Wednesday, February 6, 2013

Dance Etiquette And Other Nonsense

Do I have to do one dance or two? Can I refuse a dance? Am I supposed to say thank you, or is that the little sister of "This dance sucked balls"? It's those questions that one faces at a certain time once you've travelled a bit. While there have been many heated discussions about this topic, I'd like to offer a different perspective on these questions. One where it doesn't matter what side you chose.

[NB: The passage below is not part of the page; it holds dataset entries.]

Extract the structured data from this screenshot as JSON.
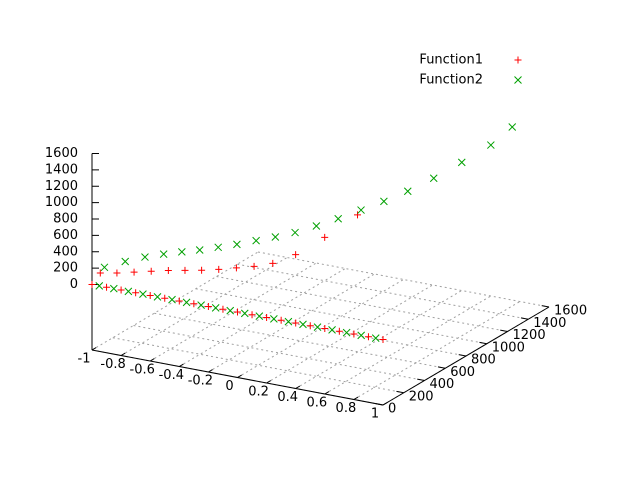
{
  "chart_data": {
    "type": "scatter3d",
    "xlim": [
      -1,
      1
    ],
    "xticks": [
      -1,
      -0.8,
      -0.6,
      -0.4,
      -0.2,
      0,
      0.2,
      0.4,
      0.6,
      0.8,
      1
    ],
    "ylim": [
      0,
      1600
    ],
    "yticks": [
      0,
      200,
      400,
      600,
      800,
      1000,
      1200,
      1400,
      1600
    ],
    "zlim": [
      0,
      1600
    ],
    "zticks": [
      0,
      200,
      400,
      600,
      800,
      1000,
      1200,
      1400,
      1600
    ],
    "grid": true,
    "legend": "top-right",
    "series": [
      {
        "name": "Function1",
        "color": "#ff0000",
        "marker": "plus",
        "x": [
          -1,
          -0.9,
          -0.8,
          -0.7,
          -0.6,
          -0.5,
          -0.4,
          -0.3,
          -0.2,
          -0.1,
          0,
          0.1,
          0.2,
          0.3,
          0.4,
          0.5,
          0.6,
          0.7,
          0.8,
          0.9,
          1,
          -1,
          -0.9,
          -0.8,
          -0.7,
          -0.6,
          -0.5,
          -0.4,
          -0.3,
          -0.2,
          -0.1,
          0,
          0.1,
          0.2,
          0.3
        ],
        "y": [
          0,
          0,
          0,
          0,
          0,
          0,
          0,
          0,
          0,
          0,
          0,
          0,
          0,
          0,
          0,
          0,
          0,
          0,
          0,
          0,
          0,
          80,
          100,
          125,
          150,
          175,
          195,
          215,
          240,
          270,
          300,
          340,
          420,
          560,
          736
        ],
        "z": [
          0,
          0,
          0,
          0,
          0,
          0,
          0,
          0,
          0,
          0,
          0,
          0,
          0,
          0,
          0,
          0,
          0,
          0,
          0,
          0,
          0,
          80,
          100,
          125,
          150,
          175,
          195,
          215,
          240,
          270,
          300,
          340,
          420,
          560,
          736
        ]
      },
      {
        "name": "Function2",
        "color": "#00a000",
        "marker": "cross",
        "x": [
          -0.95,
          -0.85,
          -0.75,
          -0.65,
          -0.55,
          -0.45,
          -0.35,
          -0.25,
          -0.15,
          -0.05,
          0.05,
          0.15,
          0.25,
          0.35,
          0.45,
          0.55,
          0.65,
          0.75,
          0.85,
          0.95,
          -1,
          -0.9,
          -0.8,
          -0.7,
          -0.6,
          -0.5,
          -0.4,
          -0.3,
          -0.2,
          -0.1,
          0,
          0.1,
          0.2,
          0.3,
          0.4,
          0.5,
          0.6,
          0.7,
          0.8,
          0.85
        ],
        "y": [
          0,
          0,
          0,
          0,
          0,
          0,
          0,
          0,
          0,
          0,
          0,
          0,
          0,
          0,
          0,
          0,
          0,
          0,
          0,
          0,
          120,
          180,
          230,
          270,
          305,
          337,
          375,
          415,
          460,
          505,
          555,
          620,
          690,
          770,
          850,
          940,
          1050,
          1180,
          1320,
          1456
        ],
        "z": [
          0,
          0,
          0,
          0,
          0,
          0,
          0,
          0,
          0,
          0,
          0,
          0,
          0,
          0,
          0,
          0,
          0,
          0,
          0,
          0,
          120,
          180,
          230,
          270,
          305,
          337,
          375,
          415,
          460,
          505,
          555,
          620,
          690,
          770,
          850,
          940,
          1050,
          1180,
          1320,
          1456
        ]
      }
    ]
  }
}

It is completely normal for any social group to have a set of certain rules. They define the design of interactions and accepted behaviours. It might even be part of the groups identity. Social rules make interactions inside of the group easy and comfortable. Social dance rules arise from the fact that dancers form groups, sometimes country-wise, sometimes city-wise and often even smaller.

Taking A Look At Rules

Let's take the rule how many dances are polite. In the some countries, e.g. USA it is completely normal to dance one dance. In others, e.g. Switzerland it is completely normal to dance two. Now what I've seen happen all over the world that when two people from different countries with different rules meet on the social dancefloor, that one feels afterwards insulted. One might think it is rude of the other person to want two dances, while other one might think the partner didn't like the dance or that they themselves dance like crap and that's why the refused a second dance or said thank you and left. Is one of them right and the other one wrong?

Another example of a common rule that is heavily debated is refusing dances. Is it impolite to refuse a dance? Often the answer is simply yes. But what if your feet hurt? What if you want to dance this song with someone else, because it's your song? What if you need a break? What if you hate this song? What if you don't feel like dancing currently?

Sticking To The Rules

The lindy hop scene is a world wide scene with people travelling all over for workshops. People from different social groups mix all the time. Naturally everybody grows up with a different set of social dance rules. Is there a correct behaviour? There doesn't seem to be, unlike teaching methods, here things are just different. The problem we are facing hence is not that certain people are not complying to the rules and being rude, but rather comply to a different set of rules.

Based on the rules we are used to, we have the tendency to make assumptions about the reasons for someone's acting. The two above described situations usually result in either a bad feeling for oneself or in bad mouthing about others. Both results are going against a good atmosphere and good feelings.

We should remember how we make those assumptions - we make them based on our rules, rules that are supposed to help us get along better. The actual results can hardly get any further away from the original intentions.

Since we've learned in the meantime that pushing our rules onto others doesn't really work well, based on all those hurt feelings from rejections and bad mouthing, we should try to find another way to solve this. 

Breaking The Rules

Ask yourself how important those rules are to you. Ask yourself if they are important enough to feel bad about yourself or make others feel bad. 

Bending those rules or throwing them out of the window is not easy. It also requires a bigger inner calmness to notice those moments where we make assumptions that make us feel inferior or get a bad impression of others. But if you allow for bending those rules and allow for more possible reasons for a person acting in a certain way, it will be worth it, because you'll feel happier and others will too!